Ronny Goldberg behandelte die Bedeutung von Ackerwildkräutern als Nahrungsgrundlage für Bienen. Es gibt Bienenarten, die neben der nahrungsgebenden Pflanze auch bestimmte Pflanzen benötigen, die ihnen das Nestbaumaterial liefern. Goldberg informierte auch darüber, dass der Raps zu einem erheblichen Teil von Wildbienen bestäubt wird. Es drängt sich der Gedanke auf, dass das nicht ein Ergebnis der guten Lebensbedingungen und sich ihrer daraus ergebenden Massenexistenz ist, sondern wohl eher ein Indiz für nicht genügend für die Bestäubung zur Verfügung stehende Honigbienen.

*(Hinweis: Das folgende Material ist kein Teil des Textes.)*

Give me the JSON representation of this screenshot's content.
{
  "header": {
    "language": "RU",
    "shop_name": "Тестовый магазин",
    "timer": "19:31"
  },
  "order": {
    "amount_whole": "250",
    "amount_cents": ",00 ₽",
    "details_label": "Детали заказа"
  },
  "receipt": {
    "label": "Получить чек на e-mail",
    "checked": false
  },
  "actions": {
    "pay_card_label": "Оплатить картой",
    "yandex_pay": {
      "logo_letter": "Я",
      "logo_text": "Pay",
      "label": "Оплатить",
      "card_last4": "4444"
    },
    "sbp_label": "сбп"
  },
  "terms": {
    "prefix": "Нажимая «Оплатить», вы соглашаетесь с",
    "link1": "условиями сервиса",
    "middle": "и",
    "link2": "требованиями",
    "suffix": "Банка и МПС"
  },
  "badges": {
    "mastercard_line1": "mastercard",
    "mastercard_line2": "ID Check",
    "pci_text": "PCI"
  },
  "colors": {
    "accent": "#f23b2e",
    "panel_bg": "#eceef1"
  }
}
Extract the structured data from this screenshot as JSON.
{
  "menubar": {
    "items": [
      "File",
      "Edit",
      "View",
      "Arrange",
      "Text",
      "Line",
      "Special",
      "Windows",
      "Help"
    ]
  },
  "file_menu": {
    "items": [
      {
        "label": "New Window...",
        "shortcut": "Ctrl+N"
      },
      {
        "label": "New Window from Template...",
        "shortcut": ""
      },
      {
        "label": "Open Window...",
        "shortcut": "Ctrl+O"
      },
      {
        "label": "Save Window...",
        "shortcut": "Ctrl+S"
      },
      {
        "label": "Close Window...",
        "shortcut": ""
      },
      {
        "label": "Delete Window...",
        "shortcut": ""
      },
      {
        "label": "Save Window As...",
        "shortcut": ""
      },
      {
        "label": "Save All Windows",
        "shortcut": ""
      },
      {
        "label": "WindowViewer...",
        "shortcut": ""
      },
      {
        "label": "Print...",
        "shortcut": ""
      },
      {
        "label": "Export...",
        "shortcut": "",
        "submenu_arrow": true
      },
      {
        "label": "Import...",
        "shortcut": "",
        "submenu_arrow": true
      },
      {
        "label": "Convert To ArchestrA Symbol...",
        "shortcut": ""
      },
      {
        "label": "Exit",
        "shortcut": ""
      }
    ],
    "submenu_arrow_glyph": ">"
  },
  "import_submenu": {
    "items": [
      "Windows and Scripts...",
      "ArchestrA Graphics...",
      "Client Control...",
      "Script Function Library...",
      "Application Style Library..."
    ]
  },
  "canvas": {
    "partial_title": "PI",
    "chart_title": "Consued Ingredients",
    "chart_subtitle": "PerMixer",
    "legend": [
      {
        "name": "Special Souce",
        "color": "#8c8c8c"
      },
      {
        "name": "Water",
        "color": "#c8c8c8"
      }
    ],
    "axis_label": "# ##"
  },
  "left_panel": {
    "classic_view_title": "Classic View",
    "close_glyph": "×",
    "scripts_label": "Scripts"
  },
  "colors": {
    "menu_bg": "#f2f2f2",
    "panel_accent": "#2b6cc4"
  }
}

Gottfried Stecher trug seine Überlegungen zur Trachtverbesserung für Bienen in größere Zusammenhänge der Gegenwart eingeordnet vor: Bienen können bei der Dekarbonisierung und damit bei der Begrenzung der Klimaerwärmung helfen. Jede von einer Biene bestäubte Blüte bildet Biomasse und bindet Kohlenstoff. Bei der Honigproduktion wird Sonnenenergie ohne weiteren Energieeinsatz in hochwertige Nahrungsenergie umgewandelt. Nebenbei entsteht noch ein Ausgangsrohstoff für die chemische Produktion: Bienenwachs. In dem Maße, wie Bienenwachs eingesetzt werden kann, können fossile Rohstoffe in der Erde bleiben. Die Neugestaltung von Braunkohlefolgelandschaften sollte so erfolgen, dass Natur in höherer Qualität als vor der Kohleförderung geschaffen wird. Für die Schaffung von Bienenweide und damit für die Weiterentwicklung der Imkerei im Freistaat Sachsen unterbreitete er eine Reihe von Vorschlägen.
PD Dr. Werner Kratz von FU Berlin und NABU sprach über Pflanzenschutz und Verbesserung des Bienenschutzes. Er stellte dar, dass rund 80 % der Pflanzenarten der gemäßigten Breiten der Erde auf Fremdbestäubung angewiesen sind, worunter wiederum 80 % der Bestäubung durch Wild- und Honigbienen bedürfen. Laut Bundesamt für Naturschutz sind 35 % aller Arten von Bestäuberinsekten extrem bedroht. Kratz stellte Programme zu Lösungsansätzen vor und begründete weiteren Forschungsbedarf.
Zum Abschluss wies er darauf hin, dass der angebliche Einstein-Satz über das Verschwinden der Biene von der Erde allen Landwirten, Politikern, Wissenschaftlern oder einfachen der Natur Erholung Suchenden zu denken geben sollte.
Gottfried Stecher
Bienenzüchterverein Wurzen und Umgegend 1867 e.V.